Partout, en ce moment, on nous montre des échantillons des peuples «estranges». Ils nous amusent. Je me demande parfois si nous, nous les intéressons. Pas beaucoup, j'imagine. Même, nous ne les étonnons guère. J'ai constaté qu'en Algérie les indigènes regardaient nos chemins de fer et toutes nos inventions avec une parfaite indifférence. Les ayant dépassés, nous pouvons, nous, les comprendre; et comprendre est un grand plaisir. Mais notre vie reste pour eux lettre close; elle n'est, à leurs yeux, qu'une suite d'images assez ternes, auxquelles ils n'attachent aucune signification...

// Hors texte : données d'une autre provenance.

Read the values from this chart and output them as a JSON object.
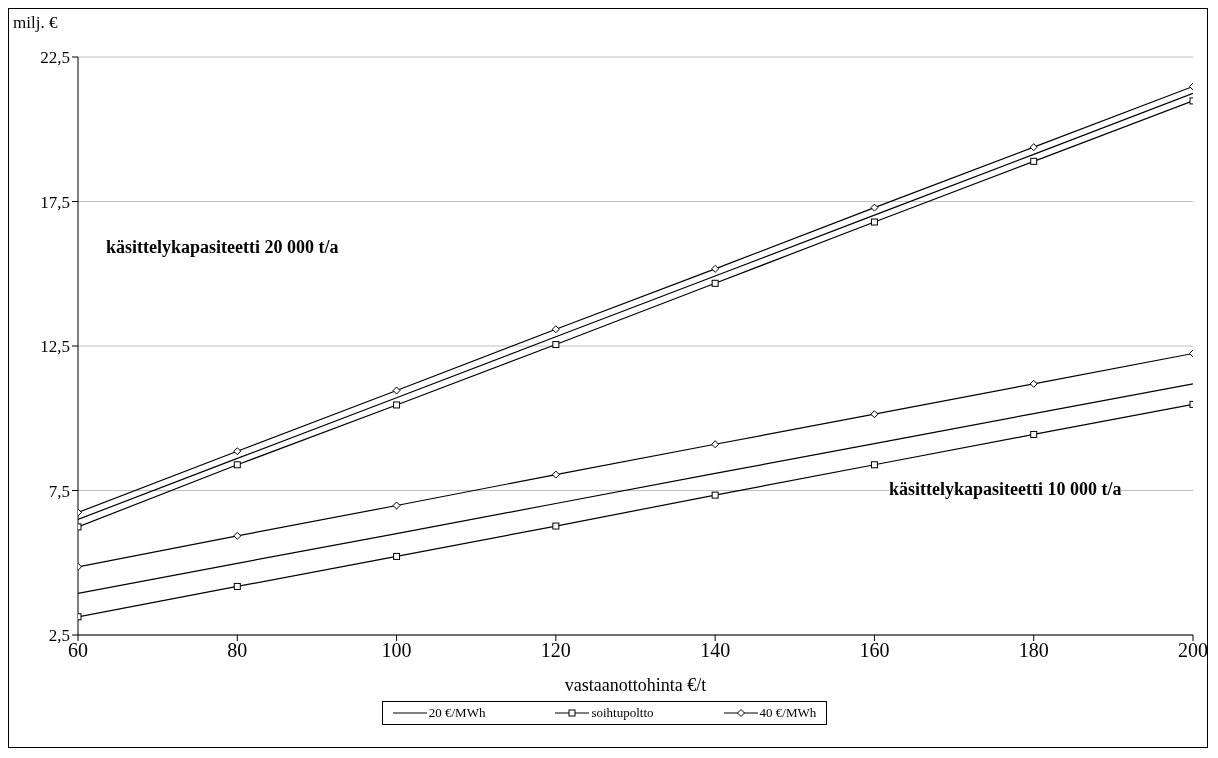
{
  "chart_data": {
    "type": "line",
    "xlabel": "vastaanottohinta €/t",
    "ylabel": "milj. €",
    "annotations": [
      "käsittelykapasiteetti 20 000 t/a",
      "käsittelykapasiteetti 10 000 t/a"
    ],
    "x": [
      60,
      80,
      100,
      120,
      140,
      160,
      180,
      200
    ],
    "series": [
      {
        "name": "20 €/MWh",
        "color": "#000000",
        "marker": "none",
        "values": [
          6.5,
          8.61,
          10.71,
          12.82,
          14.92,
          17.03,
          19.13,
          21.24
        ]
      },
      {
        "name": "soihtupoltto",
        "color": "#000000",
        "marker": "square",
        "values": [
          6.24,
          8.39,
          10.46,
          12.55,
          14.67,
          16.79,
          18.89,
          20.98
        ]
      },
      {
        "name": "40 €/MWh",
        "color": "#000000",
        "marker": "diamond",
        "values": [
          6.74,
          8.86,
          10.96,
          13.08,
          15.17,
          17.29,
          19.38,
          21.48
        ]
      },
      {
        "color": "#000000",
        "marker": "none",
        "values": [
          3.94,
          4.98,
          6.01,
          7.05,
          8.09,
          9.12,
          10.16,
          11.19
        ]
      },
      {
        "color": "#000000",
        "marker": "square",
        "values": [
          3.13,
          4.18,
          5.22,
          6.27,
          7.34,
          8.39,
          9.44,
          10.48
        ]
      },
      {
        "color": "#000000",
        "marker": "diamond",
        "values": [
          4.86,
          5.93,
          6.98,
          8.05,
          9.1,
          10.14,
          11.19,
          12.24
        ]
      }
    ],
    "xlim": [
      60,
      200
    ],
    "xticks": [
      60,
      80,
      100,
      120,
      140,
      160,
      180,
      200
    ],
    "ylim": [
      2.5,
      22.5
    ],
    "yticks": [
      {
        "value": 2.5,
        "label": "2,5"
      },
      {
        "value": 7.5,
        "label": "7,5"
      },
      {
        "value": 12.5,
        "label": "12,5"
      },
      {
        "value": 17.5,
        "label": "17,5"
      },
      {
        "value": 22.5,
        "label": "22,5"
      }
    ],
    "grid": "y",
    "legend": "bottom",
    "line_style": "solid"
  }
}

Je suis content que des fragments si divers de l'immense humanité soient en ce moment rassemblés à Paris. C'est très probablement ce qui s'est vu de mieux depuis les temps de l'ancienne Rome. Après les grandes guerres africaines et asiatiques, les cortèges qui suivaient le triomphateur, prisonniers et captives dans leur costume national, les animaux et les plantes des pays lointains, et les produits de leur industrie et de leur art entassés sur des chariots, tout cela formait de véritables expositions ambulantes. Et c'étaient, pendant des mois, dans les théâtres et sur les places, des exhibitions de toutes sortes de curiosités exotiques. (Lisez, ma cousine, Tite-Live et Horace.) Mais les spectacles que la guerre procurait aux citoyens romains, c'est la paix qui nous les donne. L'exposition universelle est plus innocente que les triomphes de Paul-Émile ou de Jules César. Et, tout de même, je la crois encore plus belle et plus variée.
Paris, 17 juin.
J'ai fait hier, prudemment, un tour de promenade en voiture entre l'heure du départ général pour le Grand Prix et l'heure du retour. J'ai noté pour vous, ma cousine, une impression amusante. Il y a, dans le spectacle si varié de ce joli Paris, des changements à vue aussi instantanés que ceux des théâtres de féeries. Quand je suis parti, grand soleil, toilettes claires, voitures découvertes; partout une joie, un étincellement. En une minute, le ciel s'assombrit, la pluie tombe; en une demi-minute, les capotes des voitures s'abaissent, les toilettes roses et blanches disparaissent sous des caoutchoucs sombres, et, des deux côtés de l'avenue, depuis la place de la Concorde jusqu'à l'entrée du Bois, on ne voit qu'une toiture ininterrompue de milliers et de milliers de parapluies. Puis, le soleil revient, et crac! plus de capotes, plus de caoutchoucs, plus de parapluies: et revoilà les femmes pareilles à des fleurs... L'exécution de ce double mouvement d'ensemble a été étourdissante de rapidité, je dirais presque de précision,—et cela sur une longueur de six ou huit kilomètres.